De plus, BiomedParse peut identifier et rejeter des invites textuelles invalides (par exemple, demander à segmenter un “ventricule gauche du cœur” dans une image dermoscopique) grâce à des méthodes statistiques robustes, évitant ainsi les erreurs de segmentation dues à des informations erronées.
Importance et points forts de l’étude
Innovation du cadre unifié : BiomedParse intègre pour la première fois les tâches de segmentation, détection et reconnaissance dans un cadre cohérent, surmontant les limites des approches traditionnelles fragmentées.
Absence de nécessité d’entrée en boîtes englobantes : Des invites textuelles suffisent pour atteindre une segmentation précise, réduisant considérablement les charges de travail utilisateur.

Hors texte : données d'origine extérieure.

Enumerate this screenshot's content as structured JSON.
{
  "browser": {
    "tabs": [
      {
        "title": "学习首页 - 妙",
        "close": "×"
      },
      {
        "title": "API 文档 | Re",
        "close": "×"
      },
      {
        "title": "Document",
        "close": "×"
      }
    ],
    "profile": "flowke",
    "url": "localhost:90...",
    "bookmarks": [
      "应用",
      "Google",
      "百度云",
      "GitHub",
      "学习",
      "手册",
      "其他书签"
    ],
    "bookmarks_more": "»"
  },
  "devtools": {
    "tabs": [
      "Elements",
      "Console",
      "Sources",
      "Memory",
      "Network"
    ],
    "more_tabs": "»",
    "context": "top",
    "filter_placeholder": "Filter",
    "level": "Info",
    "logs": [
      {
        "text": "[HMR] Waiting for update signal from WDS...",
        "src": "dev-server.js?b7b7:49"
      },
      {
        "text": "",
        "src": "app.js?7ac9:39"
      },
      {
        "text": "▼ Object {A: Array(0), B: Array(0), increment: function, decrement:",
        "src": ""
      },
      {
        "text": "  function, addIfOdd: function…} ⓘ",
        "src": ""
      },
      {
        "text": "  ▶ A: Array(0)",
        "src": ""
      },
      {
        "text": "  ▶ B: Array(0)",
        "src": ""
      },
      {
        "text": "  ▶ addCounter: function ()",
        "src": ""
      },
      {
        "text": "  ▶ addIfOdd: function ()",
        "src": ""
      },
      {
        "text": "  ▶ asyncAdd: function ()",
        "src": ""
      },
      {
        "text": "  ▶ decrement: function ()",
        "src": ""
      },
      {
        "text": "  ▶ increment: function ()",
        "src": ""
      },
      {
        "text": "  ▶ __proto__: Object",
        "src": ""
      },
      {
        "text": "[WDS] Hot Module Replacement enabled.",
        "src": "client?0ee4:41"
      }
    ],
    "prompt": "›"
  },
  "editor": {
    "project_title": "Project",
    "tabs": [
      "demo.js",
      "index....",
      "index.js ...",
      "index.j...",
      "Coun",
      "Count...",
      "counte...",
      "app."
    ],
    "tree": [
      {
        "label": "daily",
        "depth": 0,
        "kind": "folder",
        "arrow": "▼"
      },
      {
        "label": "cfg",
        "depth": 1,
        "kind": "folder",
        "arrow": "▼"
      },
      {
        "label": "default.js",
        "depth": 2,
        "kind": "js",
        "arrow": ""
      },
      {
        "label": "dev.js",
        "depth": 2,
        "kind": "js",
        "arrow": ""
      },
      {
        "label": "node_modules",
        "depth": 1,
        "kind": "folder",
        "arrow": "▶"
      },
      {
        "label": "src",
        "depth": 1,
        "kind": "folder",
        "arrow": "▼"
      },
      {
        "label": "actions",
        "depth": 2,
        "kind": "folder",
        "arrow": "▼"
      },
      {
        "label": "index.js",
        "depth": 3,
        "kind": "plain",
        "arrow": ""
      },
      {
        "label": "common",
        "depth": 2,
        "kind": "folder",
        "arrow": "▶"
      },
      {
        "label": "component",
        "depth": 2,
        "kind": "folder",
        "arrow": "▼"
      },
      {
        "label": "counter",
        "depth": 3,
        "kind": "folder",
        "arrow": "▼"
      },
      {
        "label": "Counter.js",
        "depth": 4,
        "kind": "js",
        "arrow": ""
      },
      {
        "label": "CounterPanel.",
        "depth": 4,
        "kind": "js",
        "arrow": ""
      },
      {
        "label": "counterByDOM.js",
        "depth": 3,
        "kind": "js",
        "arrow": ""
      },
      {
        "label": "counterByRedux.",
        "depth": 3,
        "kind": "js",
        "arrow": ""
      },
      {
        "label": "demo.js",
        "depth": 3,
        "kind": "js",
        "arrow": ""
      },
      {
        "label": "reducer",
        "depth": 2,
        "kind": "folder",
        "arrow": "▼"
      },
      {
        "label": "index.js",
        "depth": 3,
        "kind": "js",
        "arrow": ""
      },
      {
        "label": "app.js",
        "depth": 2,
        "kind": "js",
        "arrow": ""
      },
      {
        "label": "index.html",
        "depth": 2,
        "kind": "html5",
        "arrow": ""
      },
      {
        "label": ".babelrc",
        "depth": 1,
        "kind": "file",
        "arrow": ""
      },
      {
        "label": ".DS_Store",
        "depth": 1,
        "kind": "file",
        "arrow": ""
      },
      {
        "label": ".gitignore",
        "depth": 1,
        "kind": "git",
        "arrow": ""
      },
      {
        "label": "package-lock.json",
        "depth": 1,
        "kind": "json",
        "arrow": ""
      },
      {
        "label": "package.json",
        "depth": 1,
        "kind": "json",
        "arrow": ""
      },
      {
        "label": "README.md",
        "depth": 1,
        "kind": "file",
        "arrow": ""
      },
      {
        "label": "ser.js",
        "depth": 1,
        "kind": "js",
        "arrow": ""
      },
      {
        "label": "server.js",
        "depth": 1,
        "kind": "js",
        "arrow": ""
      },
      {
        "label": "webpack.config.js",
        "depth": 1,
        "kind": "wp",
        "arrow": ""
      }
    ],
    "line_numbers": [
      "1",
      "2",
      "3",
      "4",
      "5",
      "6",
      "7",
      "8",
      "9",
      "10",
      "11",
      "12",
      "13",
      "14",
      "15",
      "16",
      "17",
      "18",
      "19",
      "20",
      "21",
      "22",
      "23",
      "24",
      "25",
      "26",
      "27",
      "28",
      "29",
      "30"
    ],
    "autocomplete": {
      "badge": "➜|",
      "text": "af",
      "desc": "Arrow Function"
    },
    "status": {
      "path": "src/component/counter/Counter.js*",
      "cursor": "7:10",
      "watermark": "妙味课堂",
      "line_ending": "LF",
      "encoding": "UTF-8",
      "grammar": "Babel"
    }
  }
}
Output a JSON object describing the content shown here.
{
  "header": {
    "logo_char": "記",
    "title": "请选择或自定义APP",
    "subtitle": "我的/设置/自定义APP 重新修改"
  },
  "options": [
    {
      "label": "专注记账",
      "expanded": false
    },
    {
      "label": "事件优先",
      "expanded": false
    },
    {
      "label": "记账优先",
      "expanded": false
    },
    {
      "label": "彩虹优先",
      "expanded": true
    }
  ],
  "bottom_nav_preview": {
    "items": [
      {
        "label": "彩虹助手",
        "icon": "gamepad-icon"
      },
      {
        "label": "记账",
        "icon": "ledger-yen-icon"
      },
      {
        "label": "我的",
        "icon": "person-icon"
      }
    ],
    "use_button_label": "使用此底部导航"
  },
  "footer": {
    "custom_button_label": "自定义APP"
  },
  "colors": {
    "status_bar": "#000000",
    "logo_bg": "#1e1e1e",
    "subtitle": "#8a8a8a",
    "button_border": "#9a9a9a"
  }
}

Superbe performance sur des formes complexes : Capable de généraliser efficacement aux objets tels que les tumeurs irrégulières ou les cellules dispersées.
Extensibilité et applicabilité pratique : Lors de tests sur des données réelles provenant du Providence Health System, BiomedParse a annoté correctement les cellules cancéreuses et immunitaires, montrant son potentiel dans des applications cliniques concrètes.
BiomedParse offre une solution efficace, précise et universelle pour l’analyse d’images biomédicales, ouvrant la voie à des découvertes biomédicales à grande échelle basées sur l’imagerie. À l’avenir, avec son extention prévue aux images tridimensionnelles et aux systèmes de dialogue interactifs, ce modèle pourrait révolutionner davantage les applications cliniques et la recherche scientifique.